The independent member for Wentworth, Allegra Spender, who last year released her own review of Australia’s tax system encouraging lower income taxes and measures to increase productivity, wants the major parties to commit to post-election tax and regulatory reform.

“What I hope is the next parliament, early in the term, whoever forms government commits to a process around reform that engages the community, engages experts and really looks at where we need the tax system to go fundamentally, rather than more piecemeal changes,” Spender tells The Saturday Paper.

“Instead, what we’re getting is a typical pre-election cash splash, which the major parties are completely united on, because they’re all trying to protect and go after the same seats.”

Aside from all the commentary about tax cuts, there has been intense disappointment and dismay that Labor did not raise the rate of JobSeeker and other welfare payments in the budget. The treasurer, aware it was a key recommendation of the independent experts on the Economic Inclusion Advisory Committee, pointed to the welfare rates being indexed instead to catch up with inflation.

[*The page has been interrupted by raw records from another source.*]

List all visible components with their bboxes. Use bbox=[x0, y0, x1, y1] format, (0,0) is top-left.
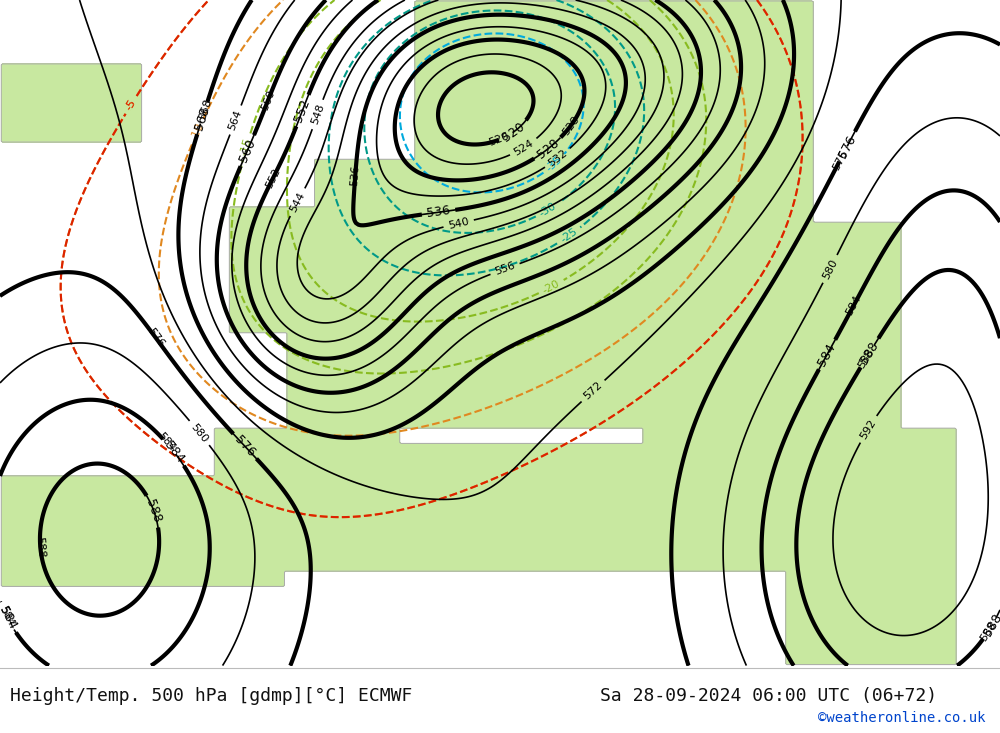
Text: 536: 536 bbox=[349, 165, 361, 186]
Text: -20: -20 bbox=[541, 279, 562, 295]
Text: 584: 584 bbox=[844, 293, 863, 317]
Text: 588: 588 bbox=[981, 611, 1000, 638]
Text: 576: 576 bbox=[232, 433, 258, 460]
Text: 584: 584 bbox=[816, 341, 839, 368]
Text: 528: 528 bbox=[535, 136, 561, 161]
Text: 588: 588 bbox=[856, 347, 876, 370]
Text: -35: -35 bbox=[544, 154, 565, 174]
Text: Sa 28-09-2024 06:00 UTC (06+72): Sa 28-09-2024 06:00 UTC (06+72) bbox=[600, 687, 937, 705]
Text: 568: 568 bbox=[192, 105, 212, 132]
Text: 580: 580 bbox=[821, 257, 839, 281]
Text: 576: 576 bbox=[831, 149, 849, 172]
Text: 552: 552 bbox=[292, 97, 313, 124]
Text: 580: 580 bbox=[189, 421, 210, 444]
Text: 540: 540 bbox=[447, 216, 470, 231]
Text: 548: 548 bbox=[309, 103, 326, 126]
Text: 520: 520 bbox=[487, 131, 510, 148]
Text: -5: -5 bbox=[124, 97, 138, 112]
Text: 584: 584 bbox=[0, 604, 19, 631]
Text: 576: 576 bbox=[145, 326, 166, 349]
Text: 520: 520 bbox=[500, 119, 527, 144]
Text: -30: -30 bbox=[538, 201, 558, 218]
Text: 524: 524 bbox=[512, 138, 535, 158]
Text: Height/Temp. 500 hPa [gdmp][°C] ECMWF: Height/Temp. 500 hPa [gdmp][°C] ECMWF bbox=[10, 687, 412, 705]
Text: 588: 588 bbox=[144, 498, 164, 525]
Text: 552: 552 bbox=[264, 166, 282, 189]
Text: ©weatheronline.co.uk: ©weatheronline.co.uk bbox=[818, 711, 985, 725]
Text: -15: -15 bbox=[239, 137, 254, 157]
Text: 560: 560 bbox=[260, 89, 277, 111]
Text: -5: -5 bbox=[124, 97, 138, 112]
Text: 572: 572 bbox=[582, 380, 604, 402]
Text: 592: 592 bbox=[858, 417, 878, 441]
Text: 584: 584 bbox=[162, 438, 186, 465]
Text: 588: 588 bbox=[34, 537, 46, 559]
Text: 536: 536 bbox=[426, 205, 451, 221]
Text: -25: -25 bbox=[559, 226, 579, 245]
Text: 544: 544 bbox=[288, 191, 307, 214]
Text: 564: 564 bbox=[227, 108, 244, 132]
Text: 588: 588 bbox=[978, 619, 998, 643]
Text: 568: 568 bbox=[197, 97, 213, 120]
Text: 584: 584 bbox=[0, 604, 16, 627]
Text: -10: -10 bbox=[189, 122, 206, 142]
Text: 528: 528 bbox=[560, 114, 581, 137]
Text: 576: 576 bbox=[836, 133, 858, 160]
Text: 588: 588 bbox=[858, 339, 881, 366]
Text: 560: 560 bbox=[237, 137, 258, 164]
Text: 532: 532 bbox=[546, 148, 569, 169]
Text: 556: 556 bbox=[493, 261, 517, 277]
Text: 584: 584 bbox=[155, 431, 177, 454]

Compared with OECD comparative countries, Australia is underinvesting when it comes to public expenditure, according to the chief executive of the Australian Council of Social Service. It explains, for Cassandra Goldie, high rates of poverty for a wealthy country and crises in aged care and childcare.

“We don’t have a spending problem, we have a revenue problem,” Goldie tells The Saturday Paper. “Top priority should have been, no question, to fix the adequacy of JobSeeker in a cost-of-living crisis.”

“We were told in the lead-up to this budget, ‘We’ll always look at it and if we can afford to do it, we will.’ Well, we found another $7 billion. That’s what these tax cuts scale up to. That’s the reality per year.”

There’s a huge untapped cohort of voters affected, according to Goldie.

“There are about 30 electorates around the country where the number of people who are still waiting on the lowest incomes – who would have benefited from an increase to JobSeeker and Youth Allowance – is larger than the margin in those electorates,” she says.

“I do think politicians have underestimated how hot this issue is in their own electorates.”